This is how consciousness seems to be defined:
Consciousness, at its simplest, is awareness of internal and external existence
Some dogs seem to be aware of internal and external existence, as do many other species of animal.. or am I completely off on that? If I'm not, the bar for consciousness seems rather low. All you need is a complex enough neural processing pattern recognition thingy that we call the brain. Not all complex brains will lead to consciousness, but many will.
Where does it come from? Surely from our biological brains, in some capacity. Have you ever seen something conscious that doesn't have a brain? There seems to be a strict 1-to-1 correspondence between consciousness and a complex neural processing thingy. If you have that thingy, you can have consciousness. If you don't, you can't. Yeah, I get that this doesn't
really answer the question of where
exactly consciousness comes from. We don't understand the process and all the nuances of consciousness. But nevertheless, the neural-processing meatsack known as the brain sems to be the source.
No machines have consciousness yet. The "AI" you see in use today are just language processing models. They are not aware of anything, whether it's the external or internal.
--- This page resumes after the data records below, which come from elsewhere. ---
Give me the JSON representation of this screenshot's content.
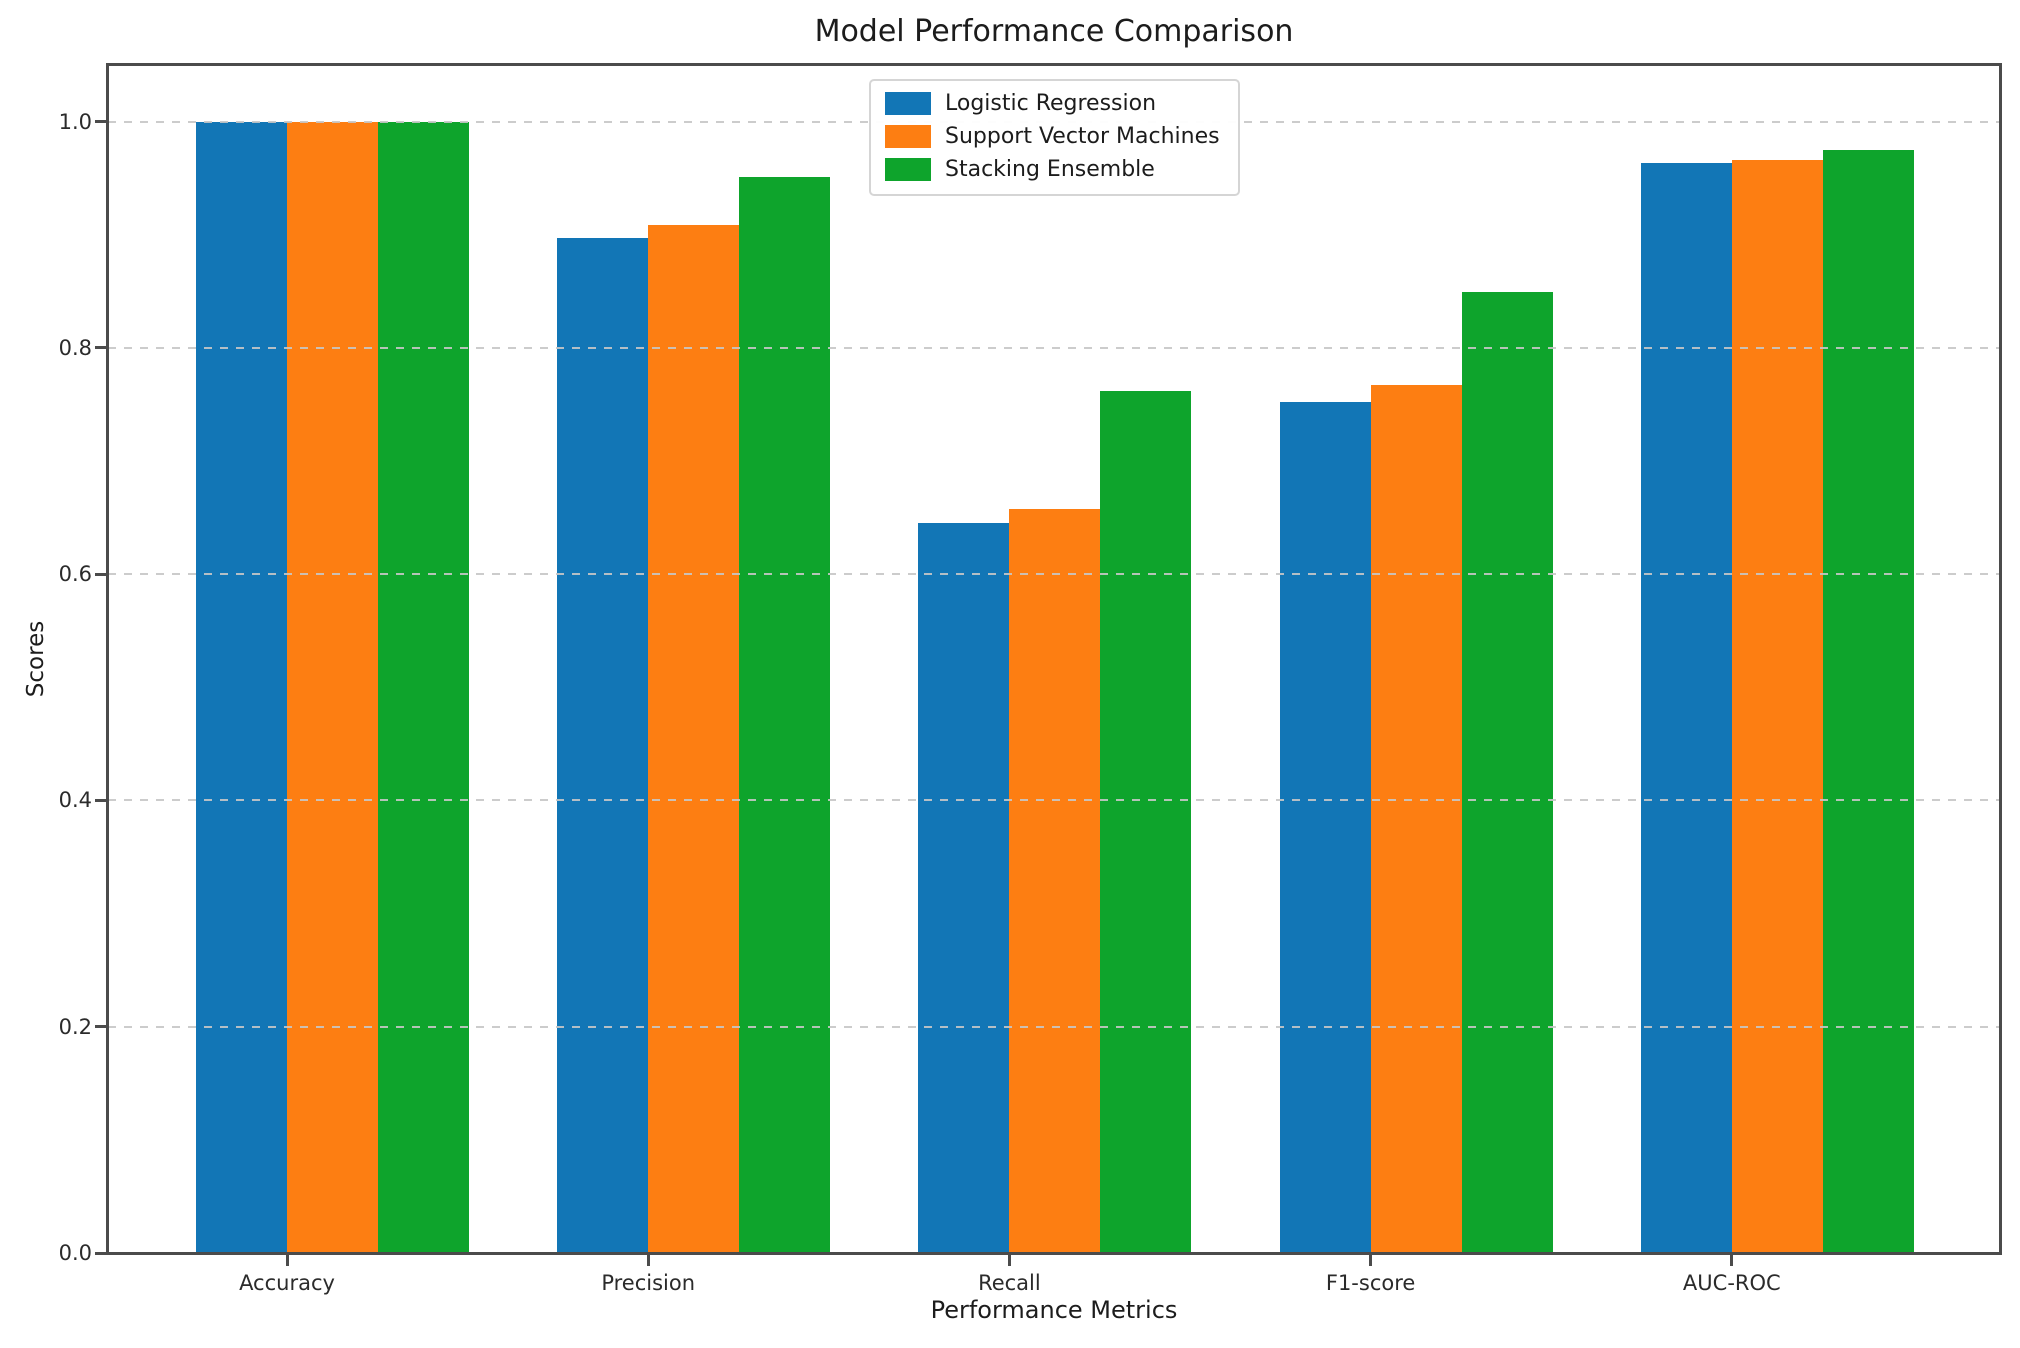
{
  "chart_data": {
    "type": "bar",
    "title": "Model Performance Comparison",
    "xlabel": "Performance Metrics",
    "ylabel": "Scores",
    "categories": [
      "Accuracy",
      "Precision",
      "Recall",
      "F1-score",
      "AUC-ROC"
    ],
    "series": [
      {
        "name": "Logistic Regression",
        "color": "#1276b6",
        "values": [
          1.0,
          0.897,
          0.645,
          0.752,
          0.963
        ]
      },
      {
        "name": "Support Vector Machines",
        "color": "#fd7e12",
        "values": [
          1.0,
          0.909,
          0.658,
          0.767,
          0.966
        ]
      },
      {
        "name": "Stacking Ensemble",
        "color": "#0ea42c",
        "values": [
          1.0,
          0.951,
          0.762,
          0.849,
          0.975
        ]
      }
    ],
    "ylim": [
      0,
      1.05
    ],
    "yticks": [
      "0.0",
      "0.2",
      "0.4",
      "0.6",
      "0.8",
      "1.0"
    ],
    "grid": "dashed-horizontal",
    "legend_position": "upper-center",
    "background_color": "#ffffff",
    "axis_color": "#4b4b4b"
  }
}
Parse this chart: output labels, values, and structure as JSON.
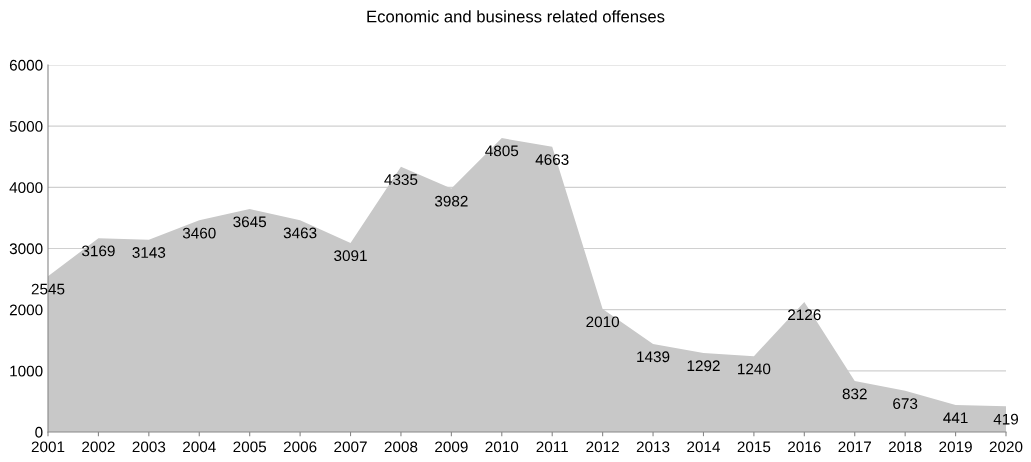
{
  "chart_data": {
    "type": "area",
    "title": "Economic and business related offenses",
    "categories": [
      "2001",
      "2002",
      "2003",
      "2004",
      "2005",
      "2006",
      "2007",
      "2008",
      "2009",
      "2010",
      "2011",
      "2012",
      "2013",
      "2014",
      "2015",
      "2016",
      "2017",
      "2018",
      "2019",
      "2020"
    ],
    "values": [
      2545,
      3169,
      3143,
      3460,
      3645,
      3463,
      3091,
      4335,
      3982,
      4805,
      4663,
      2010,
      1439,
      1292,
      1240,
      2126,
      832,
      673,
      441,
      419
    ],
    "color": "#c8c8c8",
    "ylim": [
      0,
      6000
    ],
    "yticks": [
      0,
      1000,
      2000,
      3000,
      4000,
      5000,
      6000
    ],
    "grid": "y",
    "data_labels": true,
    "legend": false
  }
}
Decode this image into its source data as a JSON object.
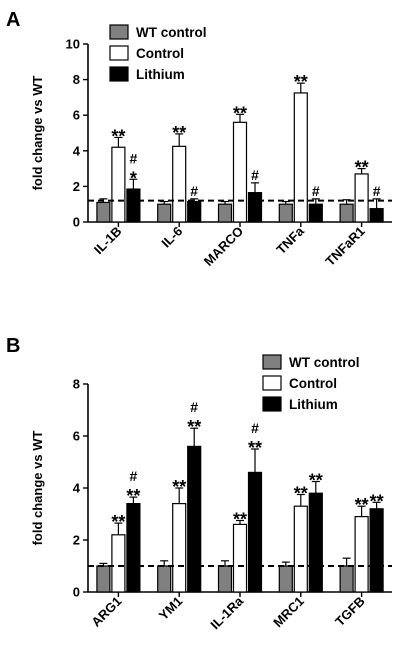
{
  "chart_data": [
    {
      "type": "bar",
      "panel_label": "A",
      "title": "",
      "xlabel": "",
      "ylabel": "fold change vs WT",
      "ylim": [
        0,
        10
      ],
      "yticks": [
        0,
        2,
        4,
        6,
        8,
        10
      ],
      "categories": [
        "IL-1B",
        "IL-6",
        "MARCO",
        "TNFa",
        "TNFaR1"
      ],
      "reference_line": 1.2,
      "legend_position": "top-left",
      "series": [
        {
          "name": "WT control",
          "color": "#808080",
          "values": [
            1.1,
            1.0,
            1.0,
            1.0,
            1.0
          ],
          "errors": [
            0.2,
            0.15,
            0.15,
            0.15,
            0.25
          ]
        },
        {
          "name": "Control",
          "color": "#ffffff",
          "values": [
            4.2,
            4.25,
            5.6,
            7.25,
            2.7
          ],
          "errors": [
            0.55,
            0.7,
            0.45,
            0.55,
            0.3
          ]
        },
        {
          "name": "Lithium",
          "color": "#000000",
          "values": [
            1.85,
            1.15,
            1.65,
            1.0,
            0.75
          ],
          "errors": [
            0.55,
            0.15,
            0.55,
            0.3,
            0.55
          ]
        }
      ],
      "annotations": [
        {
          "category": 0,
          "series": 1,
          "lines": [
            "**"
          ]
        },
        {
          "category": 0,
          "series": 2,
          "lines": [
            "#",
            "*"
          ]
        },
        {
          "category": 1,
          "series": 1,
          "lines": [
            "**"
          ]
        },
        {
          "category": 1,
          "series": 2,
          "lines": [
            "#"
          ]
        },
        {
          "category": 2,
          "series": 1,
          "lines": [
            "**"
          ]
        },
        {
          "category": 2,
          "series": 2,
          "lines": [
            "#"
          ]
        },
        {
          "category": 3,
          "series": 1,
          "lines": [
            "**"
          ]
        },
        {
          "category": 3,
          "series": 2,
          "lines": [
            "#"
          ]
        },
        {
          "category": 4,
          "series": 1,
          "lines": [
            "**"
          ]
        },
        {
          "category": 4,
          "series": 2,
          "lines": [
            "#"
          ]
        }
      ]
    },
    {
      "type": "bar",
      "panel_label": "B",
      "title": "",
      "xlabel": "",
      "ylabel": "fold change vs WT",
      "ylim": [
        0,
        8
      ],
      "yticks": [
        0,
        2,
        4,
        6,
        8
      ],
      "categories": [
        "ARG1",
        "YM1",
        "IL-1Ra",
        "MRC1",
        "TGFB"
      ],
      "reference_line": 1.0,
      "legend_position": "top-right",
      "series": [
        {
          "name": "WT control",
          "color": "#808080",
          "values": [
            1.0,
            1.0,
            1.0,
            1.0,
            1.0
          ],
          "errors": [
            0.1,
            0.2,
            0.2,
            0.15,
            0.3
          ]
        },
        {
          "name": "Control",
          "color": "#ffffff",
          "values": [
            2.2,
            3.4,
            2.6,
            3.3,
            2.9
          ],
          "errors": [
            0.45,
            0.6,
            0.15,
            0.45,
            0.4
          ]
        },
        {
          "name": "Lithium",
          "color": "#000000",
          "values": [
            3.4,
            5.6,
            4.6,
            3.8,
            3.2
          ],
          "errors": [
            0.25,
            0.7,
            0.9,
            0.45,
            0.25
          ]
        }
      ],
      "annotations": [
        {
          "category": 0,
          "series": 1,
          "lines": [
            "**"
          ]
        },
        {
          "category": 0,
          "series": 2,
          "lines": [
            "#",
            "**"
          ]
        },
        {
          "category": 1,
          "series": 1,
          "lines": [
            "**"
          ]
        },
        {
          "category": 1,
          "series": 2,
          "lines": [
            "#",
            "**"
          ]
        },
        {
          "category": 2,
          "series": 1,
          "lines": [
            "**"
          ]
        },
        {
          "category": 2,
          "series": 2,
          "lines": [
            "#",
            "**"
          ]
        },
        {
          "category": 3,
          "series": 1,
          "lines": [
            "**"
          ]
        },
        {
          "category": 3,
          "series": 2,
          "lines": [
            "**"
          ]
        },
        {
          "category": 4,
          "series": 1,
          "lines": [
            "**"
          ]
        },
        {
          "category": 4,
          "series": 2,
          "lines": [
            "**"
          ]
        }
      ]
    }
  ]
}
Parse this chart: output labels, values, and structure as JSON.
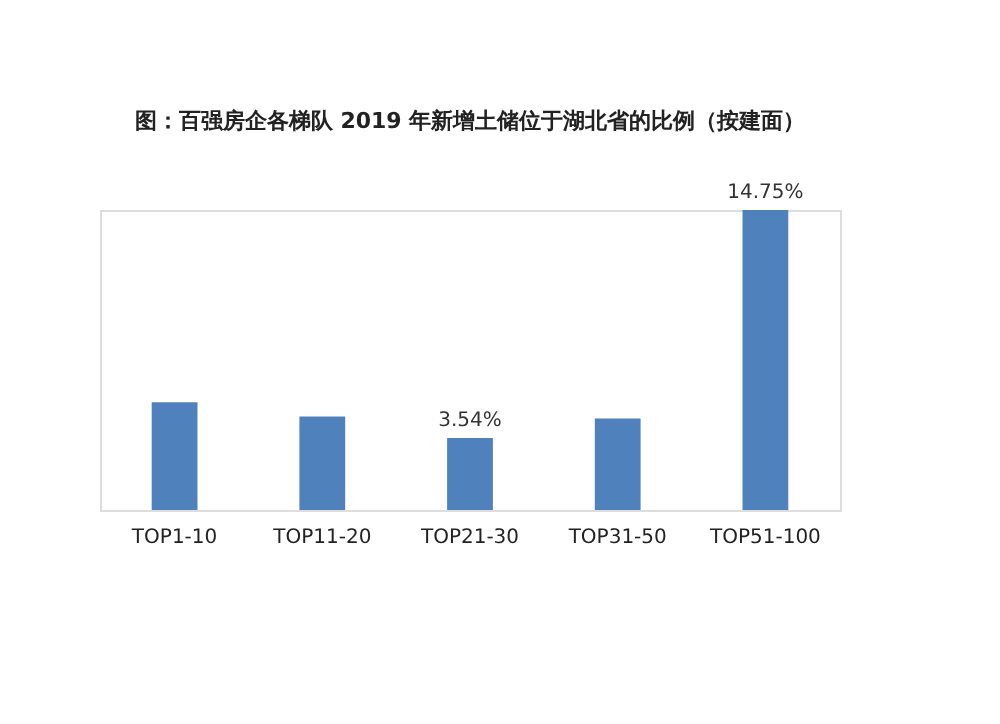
{
  "chart_data": {
    "type": "bar",
    "title": "图：百强房企各梯队 2019 年新增土储位于湖北省的比例（按建面）",
    "categories": [
      "TOP1-10",
      "TOP11-20",
      "TOP21-30",
      "TOP31-50",
      "TOP51-100"
    ],
    "values": [
      5.3,
      4.6,
      3.54,
      4.5,
      14.75
    ],
    "value_labels": [
      null,
      null,
      "3.54%",
      null,
      "14.75%"
    ],
    "color": "#4f81bd",
    "ylim": [
      0,
      14.75
    ]
  }
}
Can machines have consciousness? Sure, I don't see why not. We are biological machines after all, are we not? There doesn't appear to be anything inherent to carbon-based biological constructs that a silicon-based or whatever-based machine couldn't replicate, in theory, assuming the chemistry and physics work and no natural laws get in the way. Could some natural law get in the way, something with the way chemistry works in our bodies that a machine couldn't replicate? Sure, but all you have to do then is build a machine brain out of the same parts that our brains are made of. So machines having a consciousness seems a possibility, assuming we can figure out how to construct such a thing. I suspect we will get there one day.
Why do we care? It helps us understand who and what we are. That's sort of an integral aspect of the human experience, it seems - analyzing our existence and the world we find ourselves in, what it all means, if anything, what we are, where we came from, where we're going, etc. Also the question of: "Are we unique, and if so, in which ways?". That's something philosophers and stoners have been asking for centuries.